Mr. Obama and the tradition of the angry president
Since his inauguration as President in 2009, President Barack H. Obama has been different from any other American president in recent memory. Beginning with his campaign in 2008, then Senator Obama stated in a campaign speech that if “the Republicans bring a knife to the fight, we’ll bring a gun…” which literally was a forewarning of what he, as president, would bring to Washington D.C. Since that speech and at nearly every opportunity, Mr. Obama has not brought focus to our real foreign threats or even address issues affecting national policy, or the economy. Instead, the focus has been on the “enemies” of Mr. Obama and the Democratic Party’s agenda.
Throughout the debate over the budget and the government shutdown that resulted, instead of actively engaging the Republican held House of Representatives, the president proclaimed to the world that he would not negotiate with Republicans to find a compromise solution to the budget or government borrowing. Even the mainstream media picked up on Mr. Obama’s narrative and ran articles about the Republicans – in particular, the Tea Party and Conservative members of that body – bent on being obstructionist and even racist or hostile towards Mr. Obama. Throughout his time in office and through each political crisis that this administration has faced has been used as an opportunity to attack the critics as being the real problem or root cause. Repeatedly, the Republicans, Fox News, Rush Limbaugh, Tea Party members, and others have been accused of undermining the president, attempting to distract the public from the real issues, and of sacrificing the security or economic health of the nation in order to make political gain.

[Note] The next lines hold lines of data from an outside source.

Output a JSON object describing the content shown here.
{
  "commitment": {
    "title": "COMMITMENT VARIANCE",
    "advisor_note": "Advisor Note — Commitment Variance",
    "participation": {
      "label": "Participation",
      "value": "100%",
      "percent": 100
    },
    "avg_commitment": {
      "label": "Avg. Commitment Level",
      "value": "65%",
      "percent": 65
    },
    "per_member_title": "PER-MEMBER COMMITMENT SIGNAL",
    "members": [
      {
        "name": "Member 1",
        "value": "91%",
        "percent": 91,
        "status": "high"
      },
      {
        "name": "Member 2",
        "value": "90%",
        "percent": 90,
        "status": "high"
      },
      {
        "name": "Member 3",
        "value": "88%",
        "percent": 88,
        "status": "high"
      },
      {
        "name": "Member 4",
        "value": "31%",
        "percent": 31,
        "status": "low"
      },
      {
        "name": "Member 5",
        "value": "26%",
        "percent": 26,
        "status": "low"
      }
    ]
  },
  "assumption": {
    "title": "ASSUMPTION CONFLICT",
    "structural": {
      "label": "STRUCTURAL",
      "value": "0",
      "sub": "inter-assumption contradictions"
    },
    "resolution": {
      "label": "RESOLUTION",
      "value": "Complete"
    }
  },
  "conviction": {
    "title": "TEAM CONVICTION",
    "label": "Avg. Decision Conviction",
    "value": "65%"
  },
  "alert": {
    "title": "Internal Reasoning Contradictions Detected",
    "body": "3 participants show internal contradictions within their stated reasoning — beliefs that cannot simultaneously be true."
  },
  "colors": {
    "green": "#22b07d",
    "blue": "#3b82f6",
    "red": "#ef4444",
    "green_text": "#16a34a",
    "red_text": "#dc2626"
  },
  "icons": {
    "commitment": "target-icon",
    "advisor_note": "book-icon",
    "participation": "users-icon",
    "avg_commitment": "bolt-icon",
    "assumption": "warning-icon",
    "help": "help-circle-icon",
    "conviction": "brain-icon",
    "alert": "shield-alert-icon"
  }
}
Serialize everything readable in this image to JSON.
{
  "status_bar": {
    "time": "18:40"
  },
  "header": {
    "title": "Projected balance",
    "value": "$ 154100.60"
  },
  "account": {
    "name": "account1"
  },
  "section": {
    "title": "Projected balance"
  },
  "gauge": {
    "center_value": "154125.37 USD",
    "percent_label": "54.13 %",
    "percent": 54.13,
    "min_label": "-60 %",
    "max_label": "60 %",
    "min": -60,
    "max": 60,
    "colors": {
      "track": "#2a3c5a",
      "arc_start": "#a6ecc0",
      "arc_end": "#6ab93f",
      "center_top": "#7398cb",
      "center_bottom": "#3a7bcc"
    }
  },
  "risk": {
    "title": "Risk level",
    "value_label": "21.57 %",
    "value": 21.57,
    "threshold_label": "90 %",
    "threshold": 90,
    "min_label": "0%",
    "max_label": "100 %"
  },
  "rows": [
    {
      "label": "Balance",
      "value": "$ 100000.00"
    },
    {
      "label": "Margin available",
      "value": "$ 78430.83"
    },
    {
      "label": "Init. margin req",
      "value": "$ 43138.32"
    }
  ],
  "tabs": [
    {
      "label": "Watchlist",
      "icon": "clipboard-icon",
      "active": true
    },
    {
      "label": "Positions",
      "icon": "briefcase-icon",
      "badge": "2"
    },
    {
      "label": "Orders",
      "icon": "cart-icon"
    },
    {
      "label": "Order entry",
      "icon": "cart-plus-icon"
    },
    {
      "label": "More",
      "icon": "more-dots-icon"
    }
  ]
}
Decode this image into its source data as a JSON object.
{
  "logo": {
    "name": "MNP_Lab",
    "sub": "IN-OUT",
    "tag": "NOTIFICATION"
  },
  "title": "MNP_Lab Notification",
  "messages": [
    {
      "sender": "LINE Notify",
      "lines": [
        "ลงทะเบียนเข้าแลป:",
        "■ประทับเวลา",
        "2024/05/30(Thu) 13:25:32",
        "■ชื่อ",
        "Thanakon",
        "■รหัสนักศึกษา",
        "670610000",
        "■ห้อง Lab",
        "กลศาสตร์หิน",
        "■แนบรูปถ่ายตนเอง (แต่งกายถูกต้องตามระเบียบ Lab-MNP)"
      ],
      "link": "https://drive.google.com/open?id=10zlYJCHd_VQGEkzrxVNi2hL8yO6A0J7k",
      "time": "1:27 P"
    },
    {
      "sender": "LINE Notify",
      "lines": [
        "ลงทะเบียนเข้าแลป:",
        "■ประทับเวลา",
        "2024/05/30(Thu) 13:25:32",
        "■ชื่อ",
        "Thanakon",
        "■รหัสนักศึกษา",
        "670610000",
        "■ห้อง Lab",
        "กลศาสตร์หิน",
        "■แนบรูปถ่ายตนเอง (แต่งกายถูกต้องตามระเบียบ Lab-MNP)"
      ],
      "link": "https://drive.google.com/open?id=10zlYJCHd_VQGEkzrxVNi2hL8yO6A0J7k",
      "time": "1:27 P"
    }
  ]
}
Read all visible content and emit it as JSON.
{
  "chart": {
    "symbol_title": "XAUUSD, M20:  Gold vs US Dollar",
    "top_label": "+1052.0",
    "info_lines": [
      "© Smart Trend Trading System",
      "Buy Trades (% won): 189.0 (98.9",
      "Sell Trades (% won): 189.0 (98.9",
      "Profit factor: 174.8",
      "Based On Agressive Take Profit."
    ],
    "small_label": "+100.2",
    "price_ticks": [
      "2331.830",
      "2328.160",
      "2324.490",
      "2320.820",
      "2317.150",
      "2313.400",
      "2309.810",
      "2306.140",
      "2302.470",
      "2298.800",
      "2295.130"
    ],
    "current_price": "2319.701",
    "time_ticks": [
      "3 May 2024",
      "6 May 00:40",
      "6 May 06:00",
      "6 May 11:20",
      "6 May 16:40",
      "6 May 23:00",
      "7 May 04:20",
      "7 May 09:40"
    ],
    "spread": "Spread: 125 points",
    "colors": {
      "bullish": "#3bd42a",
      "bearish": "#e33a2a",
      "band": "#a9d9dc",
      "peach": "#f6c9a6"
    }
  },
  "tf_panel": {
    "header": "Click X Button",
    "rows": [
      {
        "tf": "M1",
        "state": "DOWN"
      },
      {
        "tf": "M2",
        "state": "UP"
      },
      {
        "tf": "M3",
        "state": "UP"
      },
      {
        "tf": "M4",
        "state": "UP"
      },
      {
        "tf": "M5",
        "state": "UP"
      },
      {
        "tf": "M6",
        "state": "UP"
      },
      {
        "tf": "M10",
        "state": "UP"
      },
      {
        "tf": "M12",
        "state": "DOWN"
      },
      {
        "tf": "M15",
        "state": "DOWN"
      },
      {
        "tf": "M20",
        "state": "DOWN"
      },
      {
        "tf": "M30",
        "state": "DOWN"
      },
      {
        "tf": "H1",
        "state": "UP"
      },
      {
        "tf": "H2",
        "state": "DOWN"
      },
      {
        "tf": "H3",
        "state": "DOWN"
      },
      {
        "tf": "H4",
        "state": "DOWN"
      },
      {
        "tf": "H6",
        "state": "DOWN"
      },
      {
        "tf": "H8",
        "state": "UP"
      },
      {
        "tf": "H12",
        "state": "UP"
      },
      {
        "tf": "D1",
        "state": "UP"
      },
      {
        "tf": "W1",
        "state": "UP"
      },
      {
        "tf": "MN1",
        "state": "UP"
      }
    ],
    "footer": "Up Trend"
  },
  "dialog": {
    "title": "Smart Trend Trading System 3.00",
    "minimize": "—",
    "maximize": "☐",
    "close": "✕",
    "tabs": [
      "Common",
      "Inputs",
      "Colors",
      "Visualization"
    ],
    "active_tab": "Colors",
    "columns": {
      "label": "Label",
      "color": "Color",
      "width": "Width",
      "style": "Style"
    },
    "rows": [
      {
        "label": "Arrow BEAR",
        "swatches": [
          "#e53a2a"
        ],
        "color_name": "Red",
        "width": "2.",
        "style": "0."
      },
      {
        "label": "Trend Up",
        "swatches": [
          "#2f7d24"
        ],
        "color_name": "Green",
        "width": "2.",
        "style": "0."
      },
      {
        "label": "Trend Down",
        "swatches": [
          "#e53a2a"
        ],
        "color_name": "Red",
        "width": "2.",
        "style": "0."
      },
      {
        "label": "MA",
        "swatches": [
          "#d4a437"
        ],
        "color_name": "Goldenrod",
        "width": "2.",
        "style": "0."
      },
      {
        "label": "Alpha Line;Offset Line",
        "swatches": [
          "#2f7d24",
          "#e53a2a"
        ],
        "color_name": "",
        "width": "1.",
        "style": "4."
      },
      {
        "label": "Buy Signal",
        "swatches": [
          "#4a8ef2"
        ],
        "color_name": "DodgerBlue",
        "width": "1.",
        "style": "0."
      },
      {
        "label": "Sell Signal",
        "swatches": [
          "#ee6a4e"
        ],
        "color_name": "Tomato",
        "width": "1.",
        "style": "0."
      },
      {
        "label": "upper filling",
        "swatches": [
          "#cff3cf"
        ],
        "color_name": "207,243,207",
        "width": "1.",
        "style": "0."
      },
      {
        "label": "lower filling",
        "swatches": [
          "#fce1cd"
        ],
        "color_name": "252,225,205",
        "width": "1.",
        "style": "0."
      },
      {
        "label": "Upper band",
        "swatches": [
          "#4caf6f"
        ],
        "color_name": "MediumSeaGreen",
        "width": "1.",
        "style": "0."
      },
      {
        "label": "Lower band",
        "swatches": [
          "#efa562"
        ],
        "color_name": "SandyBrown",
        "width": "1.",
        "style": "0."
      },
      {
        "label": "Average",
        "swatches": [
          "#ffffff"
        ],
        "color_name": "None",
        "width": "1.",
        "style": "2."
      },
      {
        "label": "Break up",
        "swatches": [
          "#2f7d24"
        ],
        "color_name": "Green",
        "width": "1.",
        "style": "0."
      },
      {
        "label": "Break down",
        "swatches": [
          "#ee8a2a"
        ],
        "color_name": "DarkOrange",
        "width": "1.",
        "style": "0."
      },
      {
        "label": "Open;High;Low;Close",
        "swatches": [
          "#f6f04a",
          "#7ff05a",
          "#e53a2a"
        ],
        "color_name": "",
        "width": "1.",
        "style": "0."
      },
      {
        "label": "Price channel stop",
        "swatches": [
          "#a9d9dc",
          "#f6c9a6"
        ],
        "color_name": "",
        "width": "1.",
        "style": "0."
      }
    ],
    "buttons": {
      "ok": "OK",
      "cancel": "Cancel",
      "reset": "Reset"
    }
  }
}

There is no doubt that Mr. Obama is an angry president and always in search of a new political enemy to demonize.
Something else that this administration has taught us, as did the presidencies of Lyndon B. Johnson, Franklin D. Roosevelt, Theodore Roosevelt, and Woodrow Wilson, is that there is a real political price to be paid when the president is not willing to work with the opposition party. Beginning with Theodore Roosevelt, his desire to implement his conservation and environmental agenda, he ignored the majority of his own Republican Party, catering solely to the progressives and early environmentalists. As the economy began to falter in 1907, not only did Roosevelt find himself alienated by the Republicans and Democrats who blamed his environmentalist policies as the root cause of the economic depression. It would ultimately be the end of his ambitious political career and would sever his leadership within the Republican Party.
Woodrow Wilson attempted to ram through the very progressive concept of the League of Nations at the end of the first World War. As a wartime president, he did experience a lot of political support from both the Republican Party and his own supporters within the Democratic Party. Various laws were passed to regulate the economy, to control wartime prices, rents, and wages, and to even silence opposition to the war effort. As the war in Europe came to an end, he attempted to tie the creation of the League of Nations into the Treaty of Versailles. His attempt, to force members of Congress to vote to create the League of Nations in order to ratify the treaty ultimately failed and not only caused him health problems, but caused many Americans to support the efforts of the more conservative elements in both parties. The end result was a complete shift of power within the House, a White House dominated by Republican presidents from 1923 to 1933, and the groundwork for the Second World War. It was an angry president unwilling to compromise with his political opposition within Congress that created an environment that would be disastrous for the United States and the average citizen.
Beginning in 1926, a growing crisis in Europe, the American farmer, and the global financial system were destined to create a new crisis much worse than any American politician ever imagined. The Versailles Treaty that Wilson had helped to negotiate had placed extremely high reparations on Germany; with approximately 37% of all GDP of Germany awarded to France and Great Britain AND roughly 16% of all coal and iron ore production from the Ruhr River Valley which was one of the most productive industrial resource regions still under German control (the iron ore and coal rich region of the Sudetenland was now a part of the reconstituted Czechoslovakia). Germany’s inability to repay these reparations would ultimately lead to one of the largest banking collapses in world history as Germany borrowed money from American banks to cover its treaty obligations and for rebuilding its infrastructure. Soon, without any credit available and any real financial means to pay its international obligations, Germany would experience the worst economy in its history. Great Britain and France, who had counted on swift quarterly payments to met their international obligations, also borrowed money from America’s banks with the belief that a German default would be unlikely. By 1929, even the United States would be dragged into what would be later be named as the Great Depression.